The current IPh was alternated by changing the on-time and thereby ramp up different current values. Figure 5 shows a turn-off current of about 48 A. In Figure 6, an even larger current of about 68 A is turned-off, but parameters are hitting ZOS operation point.

##### Figure 6. Turning off the ZOS-optimized current

Channel 4 (green) shows the inductor current. Channel 2 (light blue) shows the voltage across the low-side transistor. Channel 1 (dark blue) is a trigger reference of the pulse generator input signal.

## Further Key Aspects and Application

The key point of these rules is the unlimited switching speed, that allows cutting losses down to zero. Combined with classic Zero Voltage Switching (ZVS) during turn-on, it is possible to build up a real-world converter without significant switching loss at all.
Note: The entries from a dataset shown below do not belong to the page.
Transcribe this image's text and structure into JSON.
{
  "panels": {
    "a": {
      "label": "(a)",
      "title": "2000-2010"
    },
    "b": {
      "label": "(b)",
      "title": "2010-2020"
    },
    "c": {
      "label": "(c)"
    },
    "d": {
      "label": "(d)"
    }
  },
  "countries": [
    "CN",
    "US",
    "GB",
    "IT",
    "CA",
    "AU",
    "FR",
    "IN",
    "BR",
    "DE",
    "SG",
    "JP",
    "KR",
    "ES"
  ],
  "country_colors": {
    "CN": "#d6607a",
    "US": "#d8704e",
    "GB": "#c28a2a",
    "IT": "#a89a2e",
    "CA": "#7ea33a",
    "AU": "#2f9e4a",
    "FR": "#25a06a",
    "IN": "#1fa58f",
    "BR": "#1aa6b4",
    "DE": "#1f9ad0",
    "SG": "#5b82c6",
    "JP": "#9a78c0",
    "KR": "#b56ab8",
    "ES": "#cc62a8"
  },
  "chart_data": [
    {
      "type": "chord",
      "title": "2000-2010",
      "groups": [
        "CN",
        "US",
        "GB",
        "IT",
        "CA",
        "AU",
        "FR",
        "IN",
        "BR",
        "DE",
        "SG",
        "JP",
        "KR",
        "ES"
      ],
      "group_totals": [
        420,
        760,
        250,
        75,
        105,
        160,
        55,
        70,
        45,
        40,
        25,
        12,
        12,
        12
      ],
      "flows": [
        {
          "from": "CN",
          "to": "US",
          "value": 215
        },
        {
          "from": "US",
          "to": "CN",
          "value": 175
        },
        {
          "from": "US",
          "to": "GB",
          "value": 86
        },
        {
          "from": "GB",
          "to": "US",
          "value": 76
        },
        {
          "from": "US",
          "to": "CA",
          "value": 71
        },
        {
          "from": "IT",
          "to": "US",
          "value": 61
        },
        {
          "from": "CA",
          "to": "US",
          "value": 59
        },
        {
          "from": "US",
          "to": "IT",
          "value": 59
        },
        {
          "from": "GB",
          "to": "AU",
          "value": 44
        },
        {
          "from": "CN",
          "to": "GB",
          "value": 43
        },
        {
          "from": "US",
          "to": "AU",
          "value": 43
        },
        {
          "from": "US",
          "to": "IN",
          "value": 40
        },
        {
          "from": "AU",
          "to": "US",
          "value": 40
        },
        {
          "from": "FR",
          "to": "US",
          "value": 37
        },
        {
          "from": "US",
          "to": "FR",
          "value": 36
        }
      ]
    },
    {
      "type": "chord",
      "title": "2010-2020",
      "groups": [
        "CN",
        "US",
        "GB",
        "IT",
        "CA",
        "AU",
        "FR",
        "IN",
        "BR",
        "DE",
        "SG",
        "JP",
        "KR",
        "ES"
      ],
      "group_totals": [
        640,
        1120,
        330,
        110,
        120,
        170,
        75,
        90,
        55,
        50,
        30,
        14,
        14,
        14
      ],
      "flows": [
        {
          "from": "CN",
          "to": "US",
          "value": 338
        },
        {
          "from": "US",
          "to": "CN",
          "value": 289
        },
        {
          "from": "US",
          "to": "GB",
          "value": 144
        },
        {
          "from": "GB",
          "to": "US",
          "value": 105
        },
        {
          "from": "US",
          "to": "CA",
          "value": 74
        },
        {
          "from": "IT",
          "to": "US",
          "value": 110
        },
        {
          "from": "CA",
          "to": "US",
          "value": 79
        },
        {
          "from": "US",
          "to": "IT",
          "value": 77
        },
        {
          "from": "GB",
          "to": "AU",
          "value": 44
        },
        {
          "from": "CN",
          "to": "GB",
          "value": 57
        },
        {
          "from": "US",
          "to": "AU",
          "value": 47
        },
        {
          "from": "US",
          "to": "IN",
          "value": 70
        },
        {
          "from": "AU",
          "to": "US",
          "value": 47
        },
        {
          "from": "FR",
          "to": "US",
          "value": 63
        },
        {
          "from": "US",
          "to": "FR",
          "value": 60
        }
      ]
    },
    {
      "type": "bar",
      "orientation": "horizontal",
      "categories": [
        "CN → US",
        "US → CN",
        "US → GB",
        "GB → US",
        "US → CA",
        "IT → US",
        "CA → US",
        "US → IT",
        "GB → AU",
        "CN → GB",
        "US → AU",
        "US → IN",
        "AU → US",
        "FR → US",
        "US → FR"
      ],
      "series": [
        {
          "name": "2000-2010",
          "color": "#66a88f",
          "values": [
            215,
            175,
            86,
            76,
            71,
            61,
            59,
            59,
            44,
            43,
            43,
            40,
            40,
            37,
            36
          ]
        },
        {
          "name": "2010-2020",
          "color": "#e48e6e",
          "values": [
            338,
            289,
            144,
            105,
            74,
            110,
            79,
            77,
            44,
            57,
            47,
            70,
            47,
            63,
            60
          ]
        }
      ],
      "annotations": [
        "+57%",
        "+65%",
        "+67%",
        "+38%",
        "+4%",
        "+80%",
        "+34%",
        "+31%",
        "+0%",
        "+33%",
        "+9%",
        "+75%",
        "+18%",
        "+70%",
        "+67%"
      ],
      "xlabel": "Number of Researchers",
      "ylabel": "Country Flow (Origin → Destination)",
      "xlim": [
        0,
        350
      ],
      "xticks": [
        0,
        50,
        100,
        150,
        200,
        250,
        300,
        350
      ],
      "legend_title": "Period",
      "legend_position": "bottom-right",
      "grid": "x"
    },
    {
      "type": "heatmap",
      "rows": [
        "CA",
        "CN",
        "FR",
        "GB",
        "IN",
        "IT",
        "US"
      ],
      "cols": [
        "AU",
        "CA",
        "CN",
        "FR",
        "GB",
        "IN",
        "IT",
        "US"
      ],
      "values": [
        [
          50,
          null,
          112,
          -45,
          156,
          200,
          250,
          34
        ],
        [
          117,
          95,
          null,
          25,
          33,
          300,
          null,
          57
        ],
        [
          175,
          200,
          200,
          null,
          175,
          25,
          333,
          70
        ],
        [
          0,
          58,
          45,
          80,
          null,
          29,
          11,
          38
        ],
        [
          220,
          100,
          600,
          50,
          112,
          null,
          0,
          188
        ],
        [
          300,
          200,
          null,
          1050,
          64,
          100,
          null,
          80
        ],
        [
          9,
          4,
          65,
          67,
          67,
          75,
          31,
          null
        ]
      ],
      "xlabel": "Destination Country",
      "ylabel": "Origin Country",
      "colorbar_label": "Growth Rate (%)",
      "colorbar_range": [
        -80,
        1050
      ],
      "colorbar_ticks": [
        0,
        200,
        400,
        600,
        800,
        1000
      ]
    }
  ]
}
Most applications need a power regulation. Several techniques allow set up average current while keeping optimum IPh at turn-off point:

• Switch off phases on multi-phase designs would allow NPh-step regulation.
• Under BCM operation, Valley Skipping can reduce power.
• Controlling power down to zero by burst-mode operation.
• Classic turn-off for small currents is still possible.

The ZOS technology can be used in every converter technology being able to control the current during the turn-off operation point. That is possible for nearly any classic isolated and non-isolated Buck-, Boost-, Forward-, Phase-shift, even Flyback- and other DC-DC converters from zero watts Point-of-Load converters to megawatt switching cells. Even load regulation is possible, implementation is more easy for constant-power applications like LED illumination or on-board chargers.